Tina Atherall and Tricia Winklosky, two Hope For The Warriors® staff members, will be on Debbie’s podcast tonight.  The show will be on at 7:30 p.m. EST.  Listeners will also have the opportunity to call in and ask questions.  If you miss the show, you will also be able to download the podcast later.  Find the podcast here.

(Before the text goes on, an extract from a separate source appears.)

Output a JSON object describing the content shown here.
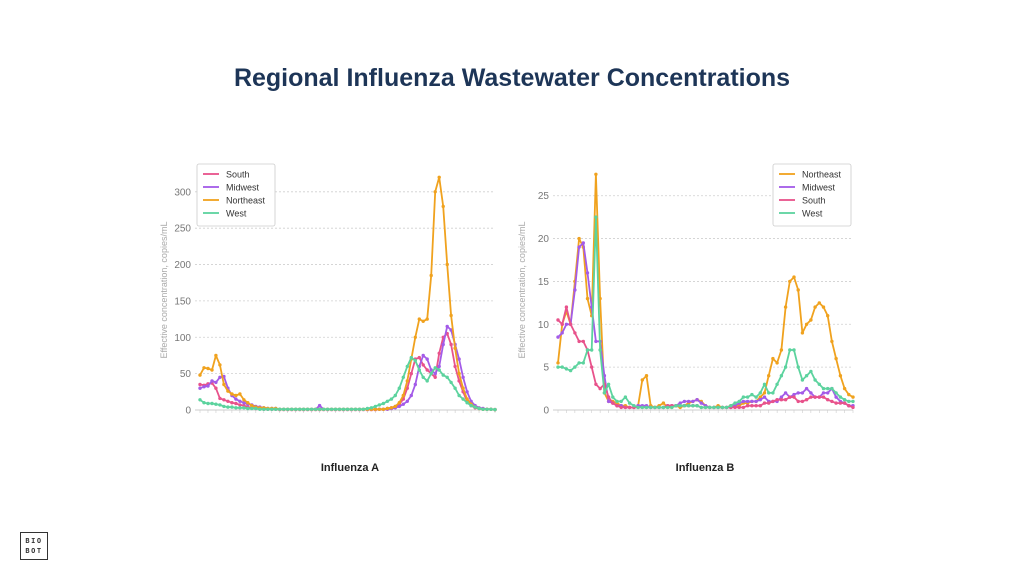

Author’s husband, 1969 in Danang,

Tears filled the eyes
of the Vietnam vets wife as she listened to the pregnant spouse of an Iraq vet.  This young woman was knowledgeable and
pro-active in dealing with her veterans PTSD. 
They were receiving counseling. 
She attended our spouses support group. 
She knew what had
happened to her husband.

When group ended, two
Vietnam Veterans wives remained.  The
teary one began sobbing, “If only I had of known when I was her age.  I could have helped him.  I would have stayed.  Why did no one help us to understand?  I loved him. 
PTSD destroyed my child’s life.”

The other spouses face was
red with anger.  “Why did we have to go
through this alone?  Why didn’t we get
the help that these kids are getting?  I
have spent 40 years caring for a man whose body and mind was destroyed in
Vietnam, and now I have PTSD as well! 
This group is the first place that I have been able to get support.  Why did it take so long when there are so
many other women living in the same world that I was? “

Later I asked Kim, the
widow of a Korean and Vietnam veteran about her many years of caring for her
husband throughout his battle with his PTSD and cancer.  She had always radiated love, joy and happiness
to all those around her.  She worked
tirelessly in our community on veteran’s issues, and projects.  Her advice was to have compassion, patience,
and understanding and just keep loving

What advice and wisdom
can the spouses of the previous generations of war pass on to today’s spouses
and families?  How can our experiences
help this generation be protected from the contagious effects of PTSD, and from
becoming a victim of caregiver overwhelm? 
And from the high divorce rate
suffered by our Vietnam veterans with
PTSD, who are three times more
likely than veterans without PTSD to divorce two or more times, according to
the Vietnam Veteran Readjustment Study.

In 2000, I became the
fourth wife of one of those Vietnam
Veterans.  I had no idea that Vietnam or PTSD
had anything to do with his failed marriages.  I knew nothing about PTSD, there was no need,
I had married the man of my dreams. He was wonderful and perfectly normal.  As far as I knew, the war had ended for him
the day he got on a plane in Vietnam after his second tour of duty.  He arrived at the bus station in his hometown
with no “welcome homes” for the young soldier, only his father there to greet
him.  Within days, it was time to look
for a job and get on with his life, and that’s what he did.

In 2004, our dreams
ended.  Vietnam returned with a vengeance
35 years later and threatened to ruin our lives.  He was no longer able to work; he had health
complications from exposure to Agent Orange, and was diagnosed with PTSD.  We struggled, our marriage was in
crisis.  I became angry, resentful, and
depressed… just like him.  I was
diagnosed with PTSD, and was advised to divorce him.

But I was determined to
stay.  I learned; I sought support. I
fought to get my mental, emotional, and physical health back.  I reached out to help other spouses.  We survived. 
PTSD will be a constant in our lives, and his health problems will only
get worse with time, but our love, marriage and commitment is stronger today
than it has ever been.

I would like to share with today’s spouses that there is hope for a
bright future with your wounded warrior. 
It’s not an easy journey; it takes hard work and commitment.  Understanding, compassion, and patience for
yourself and your veteran are essential. 
When you use the information and support available to you today, honor
your commitment to your veteran, and value your need to maintain your own
health and happiness you can create a life for works for you.   It may
not be a life that looks “normal” to the outside world but it can be a life
richer and better than you ever dreamed possible.